I want to comment, too, on the essay by Paulo Freire in a bit more depth because he

argues a very similar point. Freire comments on the importance of reading to truly learn and

therefore, reading to become a better person, a more learned person. He speaks about the

connection between the two, one that not everyone can easily understand. Freire uses the

beautiful description of reading allowing us to become “fully human”, the same way I view life’s

journey. It is as if something is missing from life without the act of reading. There is a vital

nature to read actively. We educate ourselves only by reading in an active nature, not simply

expecting our minds to soak in the words and gain meaning from them. When we read with the

intent to learn, we learn. That simple. So we choose to read because we want to learn, to grow

into someone we were not yet before we picked up the book. We pull a new piece of ourselves

out of the pages and connect it to the body we have before us. Freire writes, “Problem-posing

education affirms men as being in the process of becoming – as unfinished, uncompleted beings

in and with a likewise unfinished reality. Men know themselves to be unfinished; they are aware

of their incompletion. The unfinished character of men and the transformational character of

reality necessitate that education be an ongoing activity” (76-77). Since we are aware of our own

incompletion, we read actively with the intent to learn the things that are missing from our
person. We know we need more growth; in fact, we never cease to grow more fully into who we

are able to be. We open up books in search of ourselves.

Some people, however, find that they do not believe that the betterment of the person can

come about by reading. It is easy to look at the act of reading and think that it can only grow

knowledge, not create someone or help cultivate someone into the person they want to become.

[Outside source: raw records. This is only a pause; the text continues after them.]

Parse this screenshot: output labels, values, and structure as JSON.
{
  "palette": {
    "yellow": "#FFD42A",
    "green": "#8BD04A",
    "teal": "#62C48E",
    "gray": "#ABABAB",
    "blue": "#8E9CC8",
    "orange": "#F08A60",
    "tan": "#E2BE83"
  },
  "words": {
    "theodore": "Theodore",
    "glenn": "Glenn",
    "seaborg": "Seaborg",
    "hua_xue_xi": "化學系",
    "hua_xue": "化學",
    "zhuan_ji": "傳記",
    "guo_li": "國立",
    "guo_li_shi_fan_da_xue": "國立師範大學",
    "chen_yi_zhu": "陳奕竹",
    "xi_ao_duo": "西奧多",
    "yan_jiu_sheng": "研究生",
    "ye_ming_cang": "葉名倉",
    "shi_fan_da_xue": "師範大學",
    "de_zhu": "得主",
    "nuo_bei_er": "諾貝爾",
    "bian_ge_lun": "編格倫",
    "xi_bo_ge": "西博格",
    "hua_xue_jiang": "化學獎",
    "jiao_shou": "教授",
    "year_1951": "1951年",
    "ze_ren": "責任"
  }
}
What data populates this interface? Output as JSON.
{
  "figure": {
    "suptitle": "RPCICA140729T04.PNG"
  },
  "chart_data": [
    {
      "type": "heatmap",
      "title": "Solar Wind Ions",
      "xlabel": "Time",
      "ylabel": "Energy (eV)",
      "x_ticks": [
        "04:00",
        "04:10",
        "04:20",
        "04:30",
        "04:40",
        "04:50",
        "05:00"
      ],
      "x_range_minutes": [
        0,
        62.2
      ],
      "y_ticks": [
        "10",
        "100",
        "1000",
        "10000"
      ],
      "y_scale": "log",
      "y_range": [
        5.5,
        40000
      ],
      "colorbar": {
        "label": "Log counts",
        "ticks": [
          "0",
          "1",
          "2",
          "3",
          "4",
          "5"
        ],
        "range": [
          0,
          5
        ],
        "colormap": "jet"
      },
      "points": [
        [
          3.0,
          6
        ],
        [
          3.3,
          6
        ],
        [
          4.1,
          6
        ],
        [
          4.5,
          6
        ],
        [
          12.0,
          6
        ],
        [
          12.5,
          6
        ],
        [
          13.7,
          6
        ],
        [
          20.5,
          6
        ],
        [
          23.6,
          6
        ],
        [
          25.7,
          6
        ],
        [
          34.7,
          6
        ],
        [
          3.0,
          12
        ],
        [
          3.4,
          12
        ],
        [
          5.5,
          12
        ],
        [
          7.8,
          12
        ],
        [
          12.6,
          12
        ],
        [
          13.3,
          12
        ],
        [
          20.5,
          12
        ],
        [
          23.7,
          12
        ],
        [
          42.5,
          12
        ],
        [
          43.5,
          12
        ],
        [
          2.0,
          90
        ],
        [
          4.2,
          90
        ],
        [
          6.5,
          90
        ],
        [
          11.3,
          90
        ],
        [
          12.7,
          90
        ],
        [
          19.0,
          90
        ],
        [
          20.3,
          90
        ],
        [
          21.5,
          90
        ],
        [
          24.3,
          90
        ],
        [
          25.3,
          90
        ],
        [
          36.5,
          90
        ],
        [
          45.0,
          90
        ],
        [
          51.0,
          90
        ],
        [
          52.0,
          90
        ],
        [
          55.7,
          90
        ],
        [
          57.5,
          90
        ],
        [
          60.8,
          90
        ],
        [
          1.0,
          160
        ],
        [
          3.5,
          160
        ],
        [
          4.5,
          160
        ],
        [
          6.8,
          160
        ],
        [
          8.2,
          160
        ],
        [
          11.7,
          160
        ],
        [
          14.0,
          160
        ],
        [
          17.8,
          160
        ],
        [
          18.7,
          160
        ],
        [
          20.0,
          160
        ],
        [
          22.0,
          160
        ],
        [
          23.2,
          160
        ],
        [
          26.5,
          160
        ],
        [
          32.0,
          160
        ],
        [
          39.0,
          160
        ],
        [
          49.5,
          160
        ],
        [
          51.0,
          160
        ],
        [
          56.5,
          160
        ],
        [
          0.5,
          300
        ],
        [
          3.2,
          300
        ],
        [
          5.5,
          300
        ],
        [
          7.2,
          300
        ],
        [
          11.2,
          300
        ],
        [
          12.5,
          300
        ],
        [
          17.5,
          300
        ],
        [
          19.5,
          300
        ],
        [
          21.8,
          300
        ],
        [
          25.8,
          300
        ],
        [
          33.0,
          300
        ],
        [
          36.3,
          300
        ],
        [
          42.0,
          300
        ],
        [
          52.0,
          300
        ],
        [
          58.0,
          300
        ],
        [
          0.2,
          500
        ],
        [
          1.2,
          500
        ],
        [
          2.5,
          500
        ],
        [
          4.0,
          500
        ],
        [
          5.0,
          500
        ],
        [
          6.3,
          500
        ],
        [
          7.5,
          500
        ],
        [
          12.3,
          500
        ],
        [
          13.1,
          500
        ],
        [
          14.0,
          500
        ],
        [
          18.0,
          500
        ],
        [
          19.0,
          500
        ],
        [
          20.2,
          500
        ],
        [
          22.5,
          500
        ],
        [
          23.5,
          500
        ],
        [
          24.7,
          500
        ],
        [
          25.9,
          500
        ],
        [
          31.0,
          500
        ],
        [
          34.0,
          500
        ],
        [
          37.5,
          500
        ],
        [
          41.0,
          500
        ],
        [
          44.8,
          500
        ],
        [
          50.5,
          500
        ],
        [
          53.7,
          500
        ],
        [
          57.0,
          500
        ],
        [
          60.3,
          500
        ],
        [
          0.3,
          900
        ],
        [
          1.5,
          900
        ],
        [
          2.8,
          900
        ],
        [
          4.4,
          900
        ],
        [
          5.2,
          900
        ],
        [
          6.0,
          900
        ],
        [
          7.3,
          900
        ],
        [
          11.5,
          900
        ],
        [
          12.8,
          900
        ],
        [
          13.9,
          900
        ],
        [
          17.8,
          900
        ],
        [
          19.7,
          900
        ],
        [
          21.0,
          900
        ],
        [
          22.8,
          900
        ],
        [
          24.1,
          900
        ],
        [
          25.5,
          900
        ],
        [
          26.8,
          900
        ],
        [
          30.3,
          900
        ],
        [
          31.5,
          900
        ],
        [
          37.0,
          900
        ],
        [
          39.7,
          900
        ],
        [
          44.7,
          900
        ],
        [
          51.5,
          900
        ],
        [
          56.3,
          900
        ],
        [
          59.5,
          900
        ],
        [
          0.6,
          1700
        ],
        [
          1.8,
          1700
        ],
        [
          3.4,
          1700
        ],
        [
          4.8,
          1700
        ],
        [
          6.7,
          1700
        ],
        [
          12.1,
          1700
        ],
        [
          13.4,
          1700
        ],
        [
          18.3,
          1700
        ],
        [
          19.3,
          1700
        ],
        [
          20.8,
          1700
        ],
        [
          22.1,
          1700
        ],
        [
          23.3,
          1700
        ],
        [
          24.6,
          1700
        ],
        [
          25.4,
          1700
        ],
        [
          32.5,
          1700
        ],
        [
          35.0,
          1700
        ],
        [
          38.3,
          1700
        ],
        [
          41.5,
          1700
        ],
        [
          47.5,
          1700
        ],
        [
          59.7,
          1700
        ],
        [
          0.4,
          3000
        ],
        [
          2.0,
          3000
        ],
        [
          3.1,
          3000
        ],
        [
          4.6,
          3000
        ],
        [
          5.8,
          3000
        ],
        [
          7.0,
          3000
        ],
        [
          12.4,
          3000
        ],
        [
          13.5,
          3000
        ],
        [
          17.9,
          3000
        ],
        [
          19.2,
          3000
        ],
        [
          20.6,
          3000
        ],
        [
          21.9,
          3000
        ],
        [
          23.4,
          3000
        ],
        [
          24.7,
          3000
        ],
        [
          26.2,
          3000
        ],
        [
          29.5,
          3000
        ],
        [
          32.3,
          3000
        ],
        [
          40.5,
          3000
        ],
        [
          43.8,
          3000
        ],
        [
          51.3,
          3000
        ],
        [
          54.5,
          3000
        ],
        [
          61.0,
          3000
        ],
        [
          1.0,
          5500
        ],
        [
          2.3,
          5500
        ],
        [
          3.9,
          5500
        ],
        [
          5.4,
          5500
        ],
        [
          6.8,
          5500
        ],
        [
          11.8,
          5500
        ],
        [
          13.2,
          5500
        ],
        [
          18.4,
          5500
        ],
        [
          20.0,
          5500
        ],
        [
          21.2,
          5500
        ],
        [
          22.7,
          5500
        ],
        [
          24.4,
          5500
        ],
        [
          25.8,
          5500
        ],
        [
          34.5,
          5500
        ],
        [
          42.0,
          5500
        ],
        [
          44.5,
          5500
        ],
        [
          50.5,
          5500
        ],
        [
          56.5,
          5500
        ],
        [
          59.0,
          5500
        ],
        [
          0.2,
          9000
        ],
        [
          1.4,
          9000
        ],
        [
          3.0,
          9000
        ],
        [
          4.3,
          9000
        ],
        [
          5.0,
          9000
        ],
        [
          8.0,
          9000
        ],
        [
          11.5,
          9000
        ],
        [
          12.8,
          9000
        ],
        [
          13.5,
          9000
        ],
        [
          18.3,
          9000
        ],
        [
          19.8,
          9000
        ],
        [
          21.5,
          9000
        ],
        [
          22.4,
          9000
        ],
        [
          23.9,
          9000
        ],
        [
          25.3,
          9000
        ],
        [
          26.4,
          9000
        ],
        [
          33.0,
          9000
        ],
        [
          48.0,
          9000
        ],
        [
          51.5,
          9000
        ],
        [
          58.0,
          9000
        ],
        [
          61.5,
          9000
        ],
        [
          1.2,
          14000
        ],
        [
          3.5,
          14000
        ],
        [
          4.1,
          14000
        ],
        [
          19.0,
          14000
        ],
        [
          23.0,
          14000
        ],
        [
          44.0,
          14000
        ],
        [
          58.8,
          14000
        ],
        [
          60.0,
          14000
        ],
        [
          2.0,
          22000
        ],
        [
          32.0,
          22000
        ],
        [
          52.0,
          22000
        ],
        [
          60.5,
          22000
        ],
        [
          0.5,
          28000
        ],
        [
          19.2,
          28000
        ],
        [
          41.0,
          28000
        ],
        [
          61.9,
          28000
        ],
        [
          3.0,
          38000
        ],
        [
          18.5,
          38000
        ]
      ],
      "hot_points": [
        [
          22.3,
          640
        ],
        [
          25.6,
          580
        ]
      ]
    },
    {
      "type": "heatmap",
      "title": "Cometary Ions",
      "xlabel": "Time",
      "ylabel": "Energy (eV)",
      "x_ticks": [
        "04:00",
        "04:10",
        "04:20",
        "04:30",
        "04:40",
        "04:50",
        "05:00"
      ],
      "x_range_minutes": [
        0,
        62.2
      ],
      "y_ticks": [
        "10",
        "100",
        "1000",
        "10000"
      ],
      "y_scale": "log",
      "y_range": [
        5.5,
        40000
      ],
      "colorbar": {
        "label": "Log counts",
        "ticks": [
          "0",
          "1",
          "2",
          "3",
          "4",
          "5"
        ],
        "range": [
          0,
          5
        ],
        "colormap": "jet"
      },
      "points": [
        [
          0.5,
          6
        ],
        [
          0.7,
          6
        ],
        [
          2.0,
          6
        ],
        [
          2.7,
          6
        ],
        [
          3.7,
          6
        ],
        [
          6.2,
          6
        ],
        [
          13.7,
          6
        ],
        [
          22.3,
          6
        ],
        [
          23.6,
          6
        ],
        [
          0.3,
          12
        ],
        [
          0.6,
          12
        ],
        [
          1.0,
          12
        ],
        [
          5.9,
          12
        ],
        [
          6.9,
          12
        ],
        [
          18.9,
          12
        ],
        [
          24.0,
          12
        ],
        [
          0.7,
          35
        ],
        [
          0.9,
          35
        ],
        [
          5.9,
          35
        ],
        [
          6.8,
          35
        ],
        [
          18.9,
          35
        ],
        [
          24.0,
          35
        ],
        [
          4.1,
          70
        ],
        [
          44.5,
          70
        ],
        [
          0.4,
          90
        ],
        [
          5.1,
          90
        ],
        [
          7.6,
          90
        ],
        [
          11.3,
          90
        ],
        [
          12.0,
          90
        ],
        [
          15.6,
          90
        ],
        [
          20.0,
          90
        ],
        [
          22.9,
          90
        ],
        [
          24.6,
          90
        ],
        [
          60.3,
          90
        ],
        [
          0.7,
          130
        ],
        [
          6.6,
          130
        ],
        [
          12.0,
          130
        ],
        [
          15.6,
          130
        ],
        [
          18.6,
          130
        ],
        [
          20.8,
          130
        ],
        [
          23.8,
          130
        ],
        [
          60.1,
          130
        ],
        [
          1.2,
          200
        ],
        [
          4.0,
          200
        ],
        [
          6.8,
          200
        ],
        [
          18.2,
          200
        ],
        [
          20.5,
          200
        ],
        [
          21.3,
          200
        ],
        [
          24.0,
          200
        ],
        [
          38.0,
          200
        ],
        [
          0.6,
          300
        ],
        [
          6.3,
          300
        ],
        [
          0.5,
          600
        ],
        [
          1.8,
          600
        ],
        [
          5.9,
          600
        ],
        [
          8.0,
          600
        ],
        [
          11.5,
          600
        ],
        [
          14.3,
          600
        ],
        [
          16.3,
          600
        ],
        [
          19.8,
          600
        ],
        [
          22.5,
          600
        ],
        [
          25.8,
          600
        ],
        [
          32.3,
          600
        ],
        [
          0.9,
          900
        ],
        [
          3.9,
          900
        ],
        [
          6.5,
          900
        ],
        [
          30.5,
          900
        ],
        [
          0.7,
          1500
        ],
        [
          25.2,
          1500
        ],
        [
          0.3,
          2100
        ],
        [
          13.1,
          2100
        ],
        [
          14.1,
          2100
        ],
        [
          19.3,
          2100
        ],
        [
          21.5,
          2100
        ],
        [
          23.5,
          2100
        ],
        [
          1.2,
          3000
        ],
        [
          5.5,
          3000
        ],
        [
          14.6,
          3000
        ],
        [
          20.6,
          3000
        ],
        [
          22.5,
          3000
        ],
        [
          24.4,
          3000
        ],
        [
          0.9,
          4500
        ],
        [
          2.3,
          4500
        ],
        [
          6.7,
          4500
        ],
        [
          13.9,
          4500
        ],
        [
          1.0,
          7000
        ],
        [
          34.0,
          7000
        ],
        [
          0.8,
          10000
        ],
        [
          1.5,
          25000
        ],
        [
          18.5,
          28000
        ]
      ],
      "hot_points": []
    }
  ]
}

Harold Bloom writes of a confrontation with an educator who told him that, “reading without a

constructive social purpose was unethical” and that the teacher “urged me (Bloom) to reeducate

myself” (226). This baffles me given that the purpose of reading in my eyes and apparently in

Bloom’s, as well as the previous authors cited, is not to construct society, but to construct

oneself. Bloom responds with a similar argument in stating, “I think that the self, in its quest to

be free and solitary, ultimately reads with one aim only: to confront greatness” (230). Through

reading, we not only confront the author’s greatness in the words he or she has previously

written, but also our own greatness in what we take away from the experience. There is always

something new to be understood from literature. We come into the experience looking to find

something, better understand something, answer a question, or even simply to get a new view on

a topic. Learning anything at all adds to our self and enhances us towards the very greatness that

Bloom discusses. The more Experiences we can allow ourselves, the greater we can be and the

more we are able to gain. There is no limit. The only limitation is the refusal to read, the refusal

to grow. If we read, we inevitably gain something in life. We construct ourselves through the act

of reading.
Works Cited

Vendler, Helen. “What We Have Loved, Others Will Love.” Falling Into Theory, edited by

David H. Richter, Bedford/St. Martin’s, 2000, 31-40.

Freire, Paulo. “The ‘Banking’ Concept of Education.” Falling Into Theory, edited by David

H. Richter, Bedford/St. Martin’s, 2000, 68-78.

Radway, Janice. “Introduction to A Feeling for Books.” Falling Into Theory, edited by David

H. Richter, Bedford/St. Martin’s, 2000, 199-210.

Bloom, Harold. “Elegiac Conclusion.” Falling Into Theory, edited by David H. Richter,

Bedford/St. Martin’s, 2000, 225-233.